Before leaving on a flight to HongKong, I didn’t know what it will be like. Since HongKong is not part of SouthEast Asia, it’s quite hard to imagine what the country looks like compared to Thailand, Indonesia, etc. Here are couple things that can give you a little image of what the place is like.


1. It’s very crowded.

HongKong, especially in the subway and on the streets at night, is very crowded. You would run into endless number of people. When we were taking subways, there were rarely empty seats. After 5 pm is when the streets will be overwhelmed by a flow of crowds.


2. Public transports are really convenient and cheap.

We took subways to everywhere for the maximum of $10 – $20 HKD (USD $2 – $3) per ride, between 1-5 stops. The way you pay for the subways is by purchasing an Octopus card at self-served ticket boxes, which can be found at almost every station, and the machine only accepts $50 and $100 notes. All you have to do now is just tap your way in and out!

3. It seems like you’re in London, New York and Tokyo all at the same time.

When you walk to Nathan Road, it’d remind you of Tokyo because the streets are so brightly lit by signs from stores, people not crossing the road until the lights are green, and a huge flow of people on both and every side of the streets at night. It feels like London because you will run into double-decker buses that look exactly like the ones in the UK but are different in colours.

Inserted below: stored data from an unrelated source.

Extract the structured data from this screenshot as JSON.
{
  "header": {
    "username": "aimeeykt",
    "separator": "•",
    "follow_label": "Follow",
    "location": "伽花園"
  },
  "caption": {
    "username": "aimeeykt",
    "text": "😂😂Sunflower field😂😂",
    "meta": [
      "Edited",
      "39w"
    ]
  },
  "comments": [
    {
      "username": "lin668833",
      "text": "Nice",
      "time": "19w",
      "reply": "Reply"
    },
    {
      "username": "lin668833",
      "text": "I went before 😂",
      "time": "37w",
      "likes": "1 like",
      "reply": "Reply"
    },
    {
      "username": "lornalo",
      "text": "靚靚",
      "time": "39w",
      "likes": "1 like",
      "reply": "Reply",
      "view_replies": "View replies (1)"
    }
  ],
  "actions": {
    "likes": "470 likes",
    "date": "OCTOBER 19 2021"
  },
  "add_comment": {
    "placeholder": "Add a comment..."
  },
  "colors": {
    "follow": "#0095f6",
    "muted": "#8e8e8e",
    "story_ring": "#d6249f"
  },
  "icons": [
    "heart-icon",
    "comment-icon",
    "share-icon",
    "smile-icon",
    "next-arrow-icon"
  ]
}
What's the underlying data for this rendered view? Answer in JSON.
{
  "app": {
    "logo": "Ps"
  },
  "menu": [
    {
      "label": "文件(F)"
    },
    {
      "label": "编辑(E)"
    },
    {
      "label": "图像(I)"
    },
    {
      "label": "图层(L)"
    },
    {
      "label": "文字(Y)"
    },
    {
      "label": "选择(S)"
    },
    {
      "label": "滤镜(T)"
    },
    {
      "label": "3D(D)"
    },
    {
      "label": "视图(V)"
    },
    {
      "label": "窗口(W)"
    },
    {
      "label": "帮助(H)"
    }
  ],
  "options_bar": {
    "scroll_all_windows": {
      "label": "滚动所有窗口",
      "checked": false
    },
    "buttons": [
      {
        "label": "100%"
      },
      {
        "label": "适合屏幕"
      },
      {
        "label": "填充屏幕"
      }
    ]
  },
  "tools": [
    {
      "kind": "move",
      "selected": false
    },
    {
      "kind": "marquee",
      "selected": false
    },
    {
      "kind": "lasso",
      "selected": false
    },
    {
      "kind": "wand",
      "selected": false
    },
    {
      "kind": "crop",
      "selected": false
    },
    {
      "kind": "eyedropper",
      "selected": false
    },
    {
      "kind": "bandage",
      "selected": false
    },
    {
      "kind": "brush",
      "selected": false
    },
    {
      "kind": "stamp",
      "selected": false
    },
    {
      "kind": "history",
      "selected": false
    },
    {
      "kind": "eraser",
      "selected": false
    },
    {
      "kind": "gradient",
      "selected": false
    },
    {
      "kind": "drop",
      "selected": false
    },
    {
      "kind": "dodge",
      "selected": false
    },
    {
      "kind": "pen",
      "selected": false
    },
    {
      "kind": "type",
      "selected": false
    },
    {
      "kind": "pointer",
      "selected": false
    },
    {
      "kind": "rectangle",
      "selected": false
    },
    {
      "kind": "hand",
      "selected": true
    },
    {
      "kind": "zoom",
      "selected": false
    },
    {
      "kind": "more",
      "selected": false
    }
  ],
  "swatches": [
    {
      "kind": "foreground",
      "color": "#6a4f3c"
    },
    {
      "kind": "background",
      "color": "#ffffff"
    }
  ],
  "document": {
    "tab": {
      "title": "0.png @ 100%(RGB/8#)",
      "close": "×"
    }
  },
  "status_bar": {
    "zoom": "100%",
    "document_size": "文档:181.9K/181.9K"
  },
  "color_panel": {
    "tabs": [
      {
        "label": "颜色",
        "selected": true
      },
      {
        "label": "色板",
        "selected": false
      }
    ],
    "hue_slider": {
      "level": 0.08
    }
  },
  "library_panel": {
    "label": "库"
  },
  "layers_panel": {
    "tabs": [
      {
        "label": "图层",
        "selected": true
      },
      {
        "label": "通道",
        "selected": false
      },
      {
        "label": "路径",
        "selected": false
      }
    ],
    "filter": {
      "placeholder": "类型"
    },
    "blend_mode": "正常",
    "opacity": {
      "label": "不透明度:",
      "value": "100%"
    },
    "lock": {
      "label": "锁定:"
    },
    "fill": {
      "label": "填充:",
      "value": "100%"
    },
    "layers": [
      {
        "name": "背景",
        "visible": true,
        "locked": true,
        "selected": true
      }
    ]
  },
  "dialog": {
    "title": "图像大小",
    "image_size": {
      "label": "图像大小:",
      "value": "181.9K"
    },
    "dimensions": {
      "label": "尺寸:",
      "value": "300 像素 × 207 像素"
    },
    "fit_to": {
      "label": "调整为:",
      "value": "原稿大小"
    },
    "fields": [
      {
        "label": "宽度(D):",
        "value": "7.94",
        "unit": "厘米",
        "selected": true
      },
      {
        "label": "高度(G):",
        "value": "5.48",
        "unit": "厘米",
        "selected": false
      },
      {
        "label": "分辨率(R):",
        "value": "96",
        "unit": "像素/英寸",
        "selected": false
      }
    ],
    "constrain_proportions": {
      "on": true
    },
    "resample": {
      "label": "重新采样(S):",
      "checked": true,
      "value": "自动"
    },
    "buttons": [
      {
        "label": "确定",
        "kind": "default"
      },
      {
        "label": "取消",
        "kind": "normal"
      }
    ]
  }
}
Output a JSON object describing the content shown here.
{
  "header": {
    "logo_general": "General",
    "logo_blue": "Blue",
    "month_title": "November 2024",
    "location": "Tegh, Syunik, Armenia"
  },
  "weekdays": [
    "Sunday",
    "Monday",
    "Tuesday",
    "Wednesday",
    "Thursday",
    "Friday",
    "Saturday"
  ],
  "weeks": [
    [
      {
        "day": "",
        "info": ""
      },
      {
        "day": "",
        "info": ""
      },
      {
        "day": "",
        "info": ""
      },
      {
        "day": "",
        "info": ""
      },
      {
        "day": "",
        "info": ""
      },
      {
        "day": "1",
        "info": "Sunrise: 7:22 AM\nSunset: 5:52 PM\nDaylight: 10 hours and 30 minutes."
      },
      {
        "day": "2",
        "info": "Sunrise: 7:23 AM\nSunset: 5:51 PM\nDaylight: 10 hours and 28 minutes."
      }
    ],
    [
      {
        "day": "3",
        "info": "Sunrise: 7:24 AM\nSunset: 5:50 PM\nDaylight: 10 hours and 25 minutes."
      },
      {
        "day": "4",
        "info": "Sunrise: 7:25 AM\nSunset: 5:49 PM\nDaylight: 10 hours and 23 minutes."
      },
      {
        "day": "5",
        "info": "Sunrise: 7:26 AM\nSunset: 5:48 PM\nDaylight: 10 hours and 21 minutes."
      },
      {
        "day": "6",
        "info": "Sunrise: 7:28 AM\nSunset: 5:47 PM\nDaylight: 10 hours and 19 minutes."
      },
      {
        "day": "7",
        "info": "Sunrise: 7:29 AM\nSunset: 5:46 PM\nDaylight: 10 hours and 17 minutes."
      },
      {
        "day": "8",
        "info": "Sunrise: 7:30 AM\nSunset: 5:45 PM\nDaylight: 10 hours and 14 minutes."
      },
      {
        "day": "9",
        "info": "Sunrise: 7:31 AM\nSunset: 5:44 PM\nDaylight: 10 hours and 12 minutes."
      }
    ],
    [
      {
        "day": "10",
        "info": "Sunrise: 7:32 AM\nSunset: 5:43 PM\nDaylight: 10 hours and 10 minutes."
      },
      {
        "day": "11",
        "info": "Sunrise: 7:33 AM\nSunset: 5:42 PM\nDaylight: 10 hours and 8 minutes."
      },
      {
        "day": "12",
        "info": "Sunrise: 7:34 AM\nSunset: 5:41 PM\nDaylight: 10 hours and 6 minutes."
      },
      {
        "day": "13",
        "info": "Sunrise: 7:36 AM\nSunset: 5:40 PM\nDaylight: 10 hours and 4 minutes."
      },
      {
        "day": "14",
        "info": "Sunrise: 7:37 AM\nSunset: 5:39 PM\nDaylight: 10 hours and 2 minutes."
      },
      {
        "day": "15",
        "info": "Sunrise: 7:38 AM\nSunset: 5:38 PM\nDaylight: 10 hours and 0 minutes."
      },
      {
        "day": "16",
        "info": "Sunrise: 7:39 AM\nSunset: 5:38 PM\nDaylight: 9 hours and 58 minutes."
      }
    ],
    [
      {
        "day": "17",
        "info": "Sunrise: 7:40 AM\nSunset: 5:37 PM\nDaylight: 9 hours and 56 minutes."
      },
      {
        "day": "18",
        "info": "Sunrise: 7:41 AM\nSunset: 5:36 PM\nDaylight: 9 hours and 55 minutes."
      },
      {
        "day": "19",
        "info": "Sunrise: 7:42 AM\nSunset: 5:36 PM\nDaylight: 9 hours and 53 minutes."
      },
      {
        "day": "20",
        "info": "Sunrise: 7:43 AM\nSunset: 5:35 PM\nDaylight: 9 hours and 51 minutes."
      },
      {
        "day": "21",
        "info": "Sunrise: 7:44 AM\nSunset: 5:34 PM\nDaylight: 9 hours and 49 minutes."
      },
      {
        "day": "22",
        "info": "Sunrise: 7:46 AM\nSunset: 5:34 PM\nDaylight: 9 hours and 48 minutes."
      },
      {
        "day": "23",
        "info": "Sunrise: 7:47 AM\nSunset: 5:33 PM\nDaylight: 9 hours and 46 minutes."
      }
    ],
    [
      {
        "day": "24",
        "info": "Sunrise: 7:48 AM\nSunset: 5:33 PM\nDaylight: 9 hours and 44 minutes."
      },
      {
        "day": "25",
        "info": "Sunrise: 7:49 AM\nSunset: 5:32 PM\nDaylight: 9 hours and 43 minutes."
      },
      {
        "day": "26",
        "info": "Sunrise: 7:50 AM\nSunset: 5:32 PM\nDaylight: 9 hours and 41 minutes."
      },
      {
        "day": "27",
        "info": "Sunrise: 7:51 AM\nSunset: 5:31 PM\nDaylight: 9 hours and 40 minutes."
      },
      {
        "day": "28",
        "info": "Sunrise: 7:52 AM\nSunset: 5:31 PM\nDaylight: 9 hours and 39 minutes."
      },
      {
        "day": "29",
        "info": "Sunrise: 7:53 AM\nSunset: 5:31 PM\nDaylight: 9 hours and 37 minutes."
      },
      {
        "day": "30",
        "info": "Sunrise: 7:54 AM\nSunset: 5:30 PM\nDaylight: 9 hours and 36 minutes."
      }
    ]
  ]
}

You would think it’s New York when you’re in the central area as it’s full of skyscrapers, more of windowed skyscrapers, and full of expensive shops and shopping malls; but the streets are really really clean!

4. People don’t really speak English, but they do at street markets.

This one is a bit strange, as the general population barely speak English and had a difficult time ordering even at the famous Chinese restaurant in the Sky Terrace where The Peak is. We asked the waiter for a glass of orange juice, instead he brought us a mango juice. And all cuisine restaurants always have one or two staffs to take orders from foreigners, but even those staffs speak very little English.

At train stations, the staffs asked us to write where we wanted to go down on a paper so they would be able to help us with directions.

What we found surprising was when we walked down this street market near Nathan Road, the people speak English so well that we could easily ask them questions and negotiate prices.

5. Negotiating prices at street markets is a thing.

By the way… DO negotiate prices when you buy anything from street markets. You’re probably thinking that doing this might be too rude or brutal cause those people barely make much money… WRONG. According to this traveller, who’s very familiar with HongKong, said that the market stalls they bought the products for dirt cheap prices and sell it at a price that seems little to tourists; but the truth is they’re making loads out of each thing they sell. So if you’re short on money don’t be shy just negotiate prices, we did that and got a HKD $30 for each of our bags (doesn’t seem a lot but when converting it to Baht, we saved 140 each!).

6. Everything is fast!

HongKong is a city, therefore it’s full of busy people who work at offices. For some reason, everything feels quicker than usual. People walk very, the escalators take couple seconds to reach from one level to another, and the trains are so fast that they go from one station to another within 2 minutes. Everything feels really rushed, so when my aunt was walking slow (if we didn’t constantly look back to check if she was following us) she would have easily been sucked into the crowd.